St Andrew's Church stands near the village of Aikton, Cumbria, England. It is an active Anglican parish church in the deanery of Carlisle, the archdeaconry of Carlisle, and the diocese of Carlisle. Its benefice is united with those of St Michael, Burgh by Sands, St Mary, Kirkandrews-on-Eden with Beaumont, and St Peter, Kirkbampton. The church is recorded in the National Heritage List for England as a designated Grade I listed building.

==History==
The church dates from the 12th century, with additions made in the 13th century. In the 18th century a south aisle was added, and in 1869 the church was restored at a cost of over £400 (equivalent to £ in ).

==Architecture==

===Exterior===
The church is built in red sandstone rubble. Many of the stones used in its construction were taken from Hadrian's Wall.
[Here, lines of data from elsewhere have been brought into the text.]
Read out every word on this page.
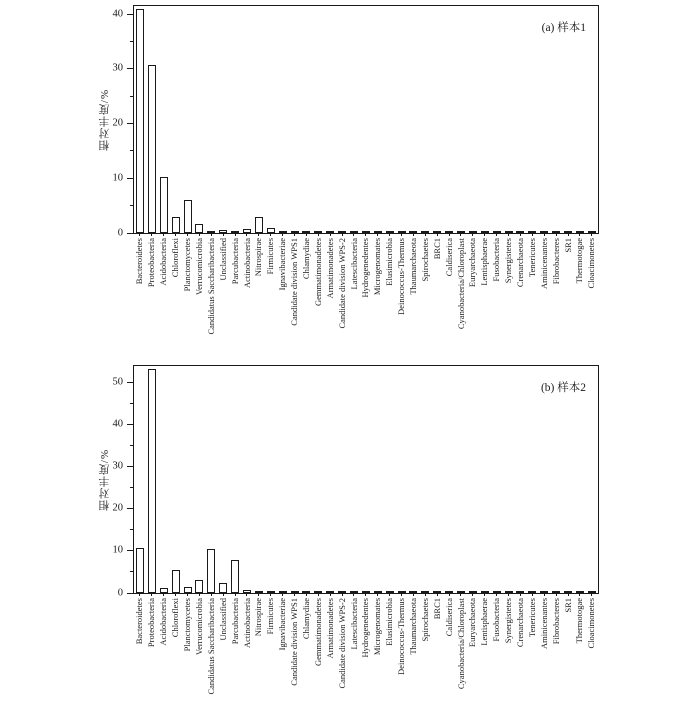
相对丰度/%
(a) 样本1
0
10
20
30
40
Bacteroidetes Proteobacteria Acidobacteria Chloroflexi Planctomycetes Verrucomicrobia Candidatus Saccharibacteria Unclassified Parcubacteria Actinobacteria Nitrospirae Firmicutes Ignavibacteriae Candidate division WPS1 Chlamydiae Gemmatimonadetes Armatimonadetes Candidate division WPS-2 Latescibacteria Hydrogenedentes Microgenomates Elusimicrobia Deinococcus-Thermus Thaumarchaeota Spirochaetes BRC1 Caldiserica Cyanobacteria/Chloroplast Euryarchaeota Lentisphaerae Fusobacteria Synergistetes Crenarchaeota Tenericutes Aminicenantes Fibrobacteres SR1 Thermotogae Cloacimonetes
相对丰度/%
(b) 样本2
0
10
20
30
40
50
Bacteroidetes Proteobacteria Acidobacteria Chloroflexi Planctomycetes Verrucomicrobia Candidatus Saccharibacteria Unclassified Parcubacteria Actinobacteria Nitrospirae Firmicutes Ignavibacteriae Candidate division WPS1 Chlamydiae Gemmatimonadetes Armatimonadetes Candidate division WPS-2 Latescibacteria Hydrogenedentes Microgenomates Elusimicrobia Deinococcus-Thermus Thaumarchaeota Spirochaetes BRC1 Caldiserica Cyanobacteria/Chloroplast Euryarchaeota Lentisphaerae Fusobacteria Synergistetes Crenarchaeota Tenericutes Aminicenantes Fibrobacteres SR1 Thermotogae Cloacimonetes
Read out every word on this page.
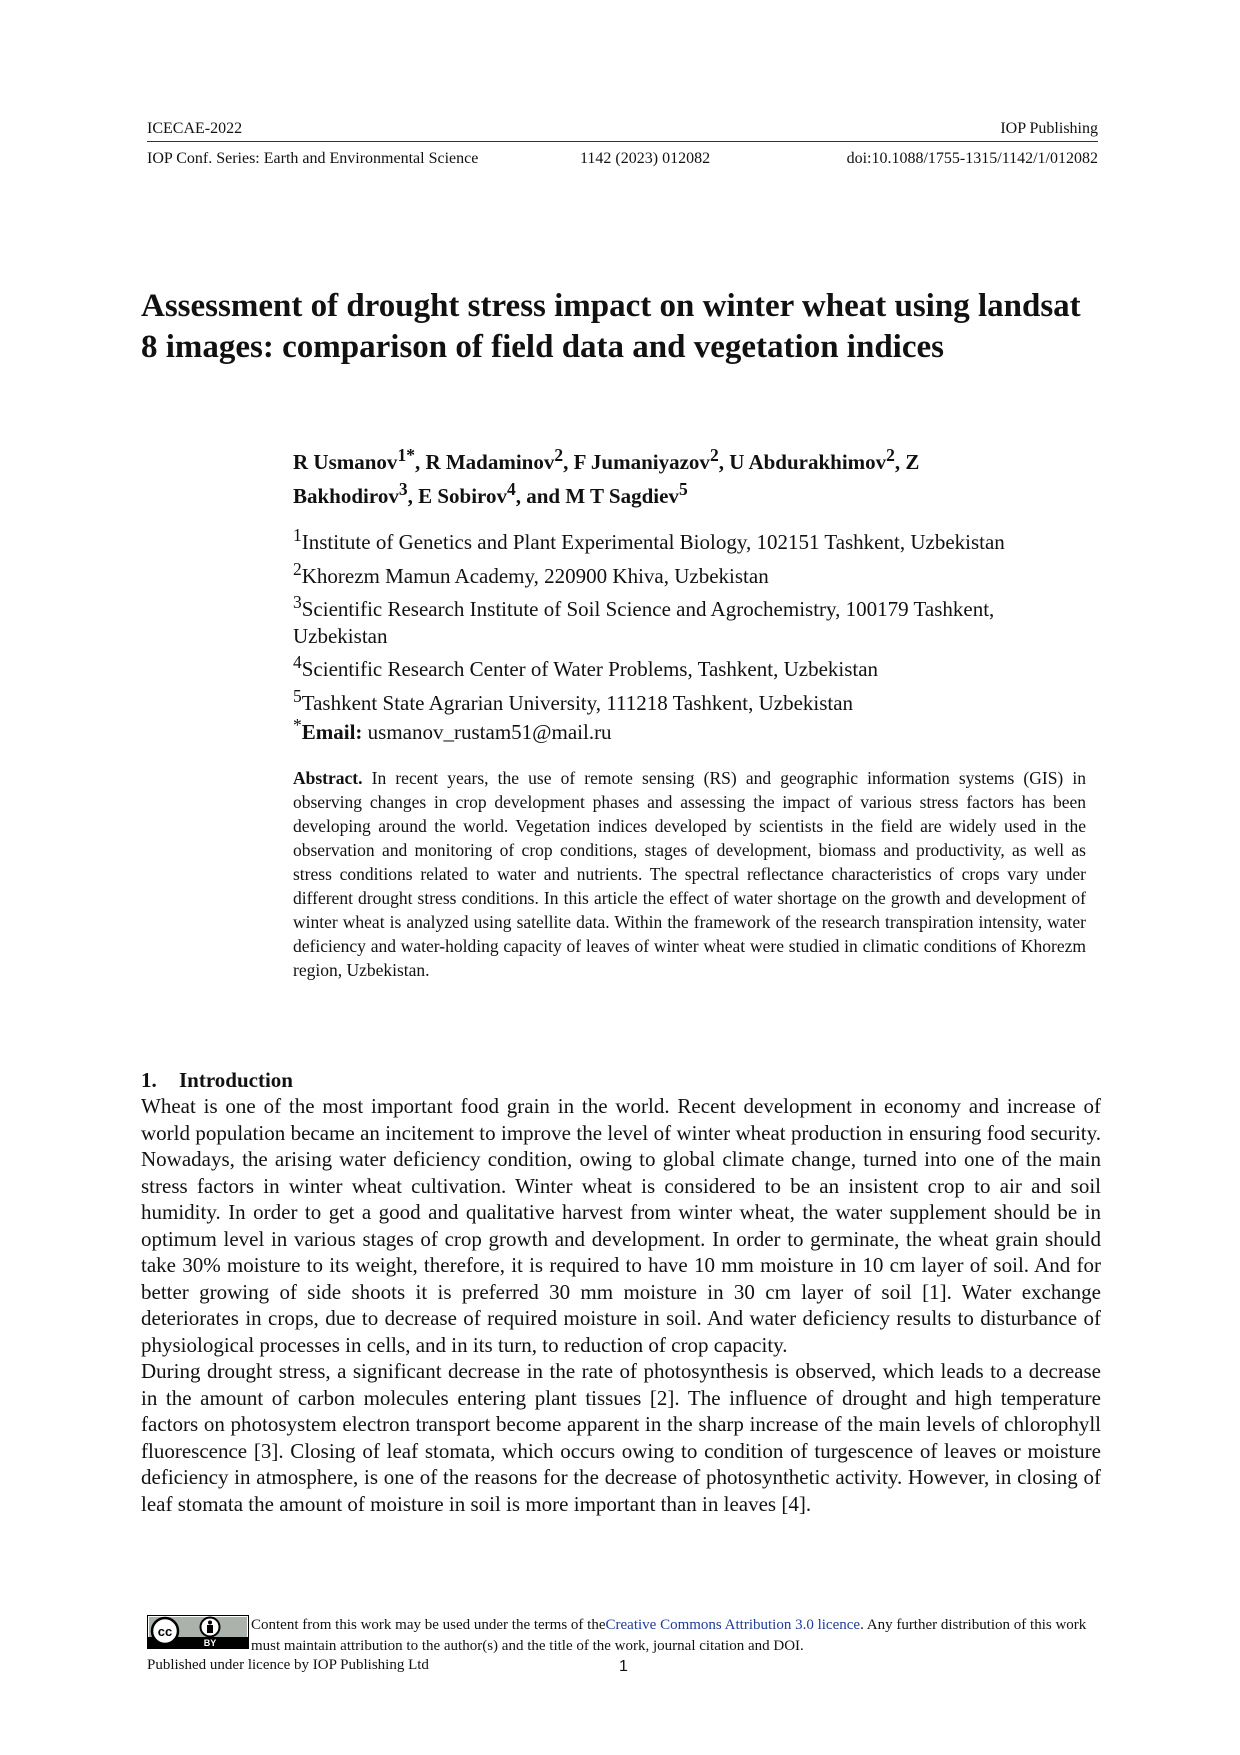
ICECAE-2022	IOP Publishing
IOP Conf. Series: Earth and Environmental Science	1142 (2023) 012082	doi:10.1088/1755-1315/1142/1/012082
Assessment of drought stress impact on winter wheat using landsat 8 images: comparison of field data and vegetation indices

R Usmanov$^{1*}$, R Madaminov$^2$, F Jumaniyazov$^2$, U Abdurakhimov$^2$, Z Bakhodirov$^3$, E Sobirov$^4$, and M T Sagdiev$^5$

$^1$Institute of Genetics and Plant Experimental Biology, 102151 Tashkent, Uzbekistan
$^2$Khorezm Mamun Academy, 220900 Khiva, Uzbekistan
$^3$Scientific Research Institute of Soil Science and Agrochemistry, 100179 Tashkent, Uzbekistan
$^4$Scientific Research Center of Water Problems, Tashkent, Uzbekistan
$^5$Tashkent State Agrarian University, 111218 Tashkent, Uzbekistan

*Email: usmanov_rustam51@mail.ru

Abstract. In recent years, the use of remote sensing (RS) and geographic information systems (GIS) in observing changes in crop development phases and assessing the impact of various stress factors has been developing around the world. Vegetation indices developed by scientists in the field are widely used in the observation and monitoring of crop conditions, stages of development, biomass and productivity, as well as stress conditions related to water and nutrients. The spectral reflectance characteristics of crops vary under different drought stress conditions. In this article the effect of water shortage on the growth and development of winter wheat is analyzed using satellite data. Within the framework of the research transpiration intensity, water deficiency and water-holding capacity of leaves of winter wheat were studied in climatic conditions of Khorezm region, Uzbekistan.

1. Introduction

Wheat is one of the most important food grain in the world. Recent development in economy and increase of world population became an incitement to improve the level of winter wheat production in ensuring food security. Nowadays, the arising water deficiency condition, owing to global climate change, turned into one of the main stress factors in winter wheat cultivation. Winter wheat is considered to be an insistent crop to air and soil humidity. In order to get a good and qualitative harvest from winter wheat, the water supplement should be in optimum level in various stages of crop growth and development. In order to germinate, the wheat grain should take 30% moisture to its weight, therefore, it is required to have 10 mm moisture in 10 cm layer of soil. And for better growing of side shoots it is preferred 30 mm moisture in 30 cm layer of soil [1]. Water exchange deteriorates in crops, due to decrease of required moisture in soil. And water deficiency results to disturbance of physiological processes in cells, and in its turn, to reduction of crop capacity.

During drought stress, a significant decrease in the rate of photosynthesis is observed, which leads to a decrease in the amount of carbon molecules entering plant tissues [2]. The influence of drought and high temperature factors on photosystem electron transport become apparent in the sharp increase of the main levels of chlorophyll fluorescence [3]. Closing of leaf stomata, which occurs owing to condition of turgescence of leaves or moisture deficiency in atmosphere, is one of the reasons for the decrease of photosynthetic activity. However, in closing of leaf stomata the amount of moisture in soil is more important than in leaves [4].

cc
BY

Content from this work may be used under the terms of theCreative Commons Attribution 3.0 licence. Any further distribution of this work must maintain attribution to the author(s) and the title of the work, journal citation and DOI.

Published under licence by IOP Publishing Ltd	1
The chancel roof is in Welsh slate, while the roof of the nave is in sandstone slates. The plan of the church consists of a four-bay nave with a south aisle and a gabled porch, and a two-bay chancel with a gabled vestry to the north. At the west end of the church is a double bellcote. In the north wall are lancet windows, the east window has two lights and there is a lancet window in the vestry. In the west wall is a blocked window. In the churchyard is a War Memorial commemorating servicemen in the parish who lost their lives in the First World War,

===Interior===
The roof dates from the 15th century; it is an open timber roof consisting of four king post trusses with side struts. The chancel arch is Norman in style. The font dates from the 14th century. It consists of a square bowl on a pedestal; the bowl has trefoils and plain rounded decorations. In the aisle is a steeply pointed trefoiled piscina. In the porch is a 13th-century coffin lid, inscribed with the carving of a sword. The organ was built by J. Charles Lee of Coventry.